Scenario

NeuroSync™ is a leading suite of products focusing on developing cutting edge medical BCI devices, designed by the Korosaki Coorporaton. Recently, an APT group targeted them and was able to infiltrate their infrastructure and is now moving laterally to compromise more systems. It appears that they have even managed to hijack a large number of online devices by exploiting an N-day vulnerability. Your task is to find out how they were able to compromise the infrastructure and understand how to secure it.

https://app.hackthebox.com/sherlocks/NeuroSync-D


In this sherlock we will be dealing with CVE-2025-29927, a Next.js middleware authorization bypass where adding the internal header x-middleware-subrequest: middleware causes Next.js to skip middleware execution and allows access to protected routes as if the request were an internal subrequest.

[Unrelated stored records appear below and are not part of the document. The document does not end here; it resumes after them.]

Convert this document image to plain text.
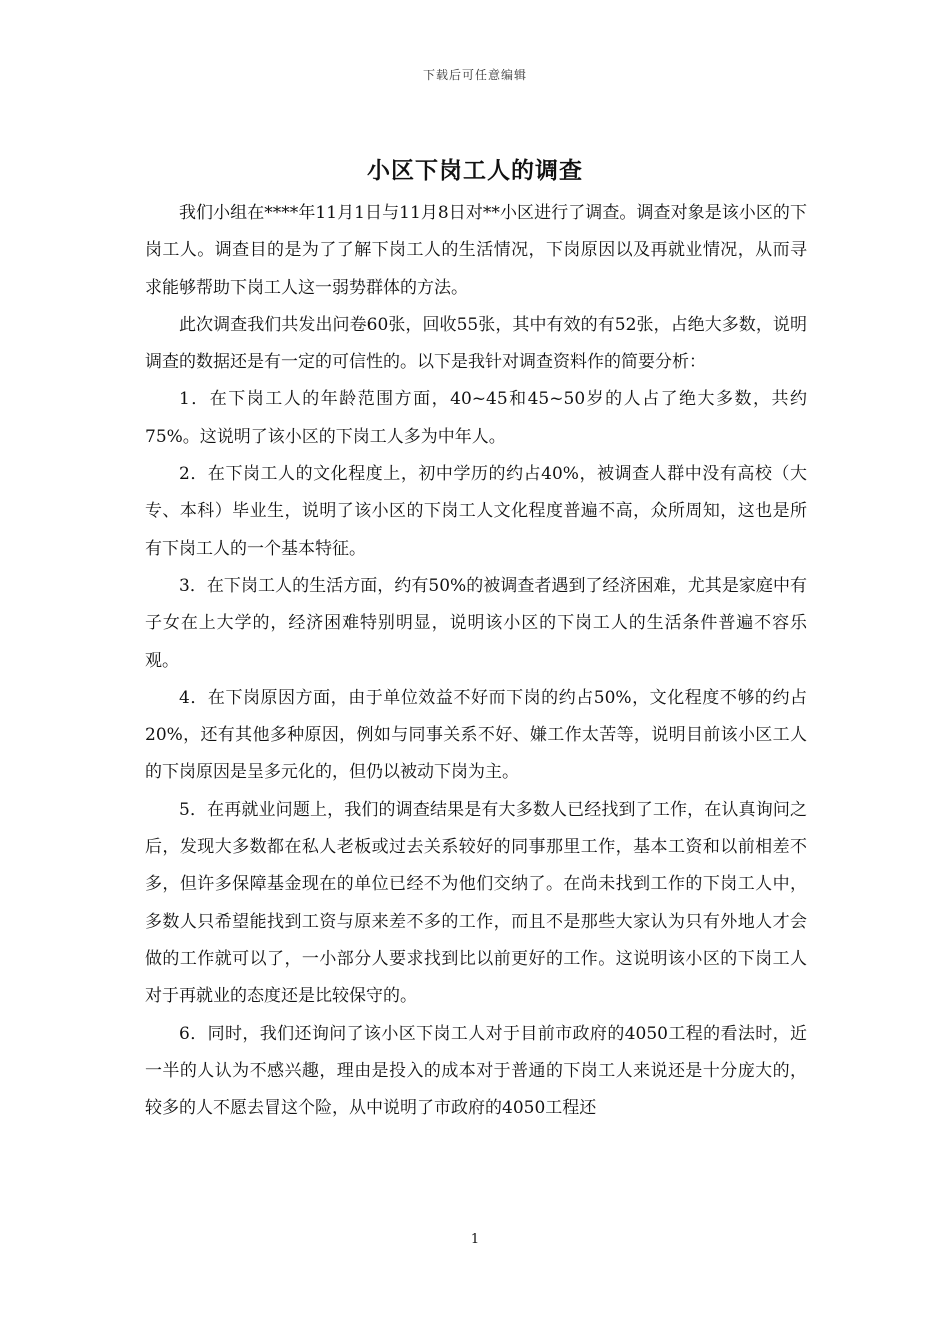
下载后可任意编辑
小区下岗工人的调查

我们小组在****年11月1日与11月8日对**小区进行了调查。调查对象是该小区的下岗工人。调查目的是为了了解下岗工人的生活情况，下岗原因以及再就业情况，从而寻求能够帮助下岗工人这一弱势群体的方法。

此次调查我们共发出问卷60张，回收55张，其中有效的有52张，占绝大多数，说明调查的数据还是有一定的可信性的。以下是我针对调查资料作的简要分析：

1．在下岗工人的年龄范围方面，40~45和45~50岁的人占了绝大多数，共约75%。这说明了该小区的下岗工人多为中年人。

2．在下岗工人的文化程度上，初中学历的约占40%，被调查人群中没有高校（大专、本科）毕业生，说明了该小区的下岗工人文化程度普遍不高，众所周知，这也是所有下岗工人的一个基本特征。

3．在下岗工人的生活方面，约有50%的被调查者遇到了经济困难，尤其是家庭中有子女在上大学的，经济困难特别明显，说明该小区的下岗工人的生活条件普遍不容乐观。

4．在下岗原因方面，由于单位效益不好而下岗的约占50%，文化程度不够的约占20%，还有其他多种原因，例如与同事关系不好、嫌工作太苦等，说明目前该小区工人的下岗原因是呈多元化的，但仍以被动下岗为主。

5．在再就业问题上，我们的调查结果是有大多数人已经找到了工作，在认真询问之后，发现大多数都在私人老板或过去关系较好的同事那里工作，基本工资和以前相差不多，但许多保障基金现在的单位已经不为他们交纳了。在尚未找到工作的下岗工人中，多数人只希望能找到工资与原来差不多的工作，而且不是那些大家认为只有外地人才会做的工作就可以了，一小部分人要求找到比以前更好的工作。这说明该小区的下岗工人对于再就业的态度还是比较保守的。

6．同时，我们还询问了该小区下岗工人对于目前市政府的4050工程的看法时，近一半的人认为不感兴趣，理由是投入的成本对于普通的下岗工人来说还是十分庞大的，较多的人不愿去冒这个险，从中说明了市政府的4050工程还

1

References (useful reads):

https://zhero-web-sec.github.io/research-and-things/nextjs-and-the-corrupt-middleware

https://projectdiscovery.io/blog/nextjs-middleware-authorization-bypass

https://securitylabs.datadoghq.com/articles/nextjs-middleware-auth-bypass/

https://tryhackme.com/room/nextjscve202529927


Artifacts Overview :

Screenshot 2025-10-28 073017.png

access.log:

This log records HTTP requests made to the NeuroSync web interface or backend API. It includes client IPs, timestamps, requested URLs, response codes, and user-agent details. It helps identify who accessed the system, what endpoints were targeted, and whether there were failed or unauthorized requests (for example, repeated 401 errors in the sample suggest authentication attempts or enumeration).

bci-device.log:

This log captures activity from a Brain-Computer Interface (BCI) device, showing commands being executed such as “Moving Up,” “Moving Down,” etc. It reflects real-time device control behavior, likely generated when the API sends commands to the physical or simulated BCI device. Anomalous sequences or unexpected timing here could indicate unauthorized control.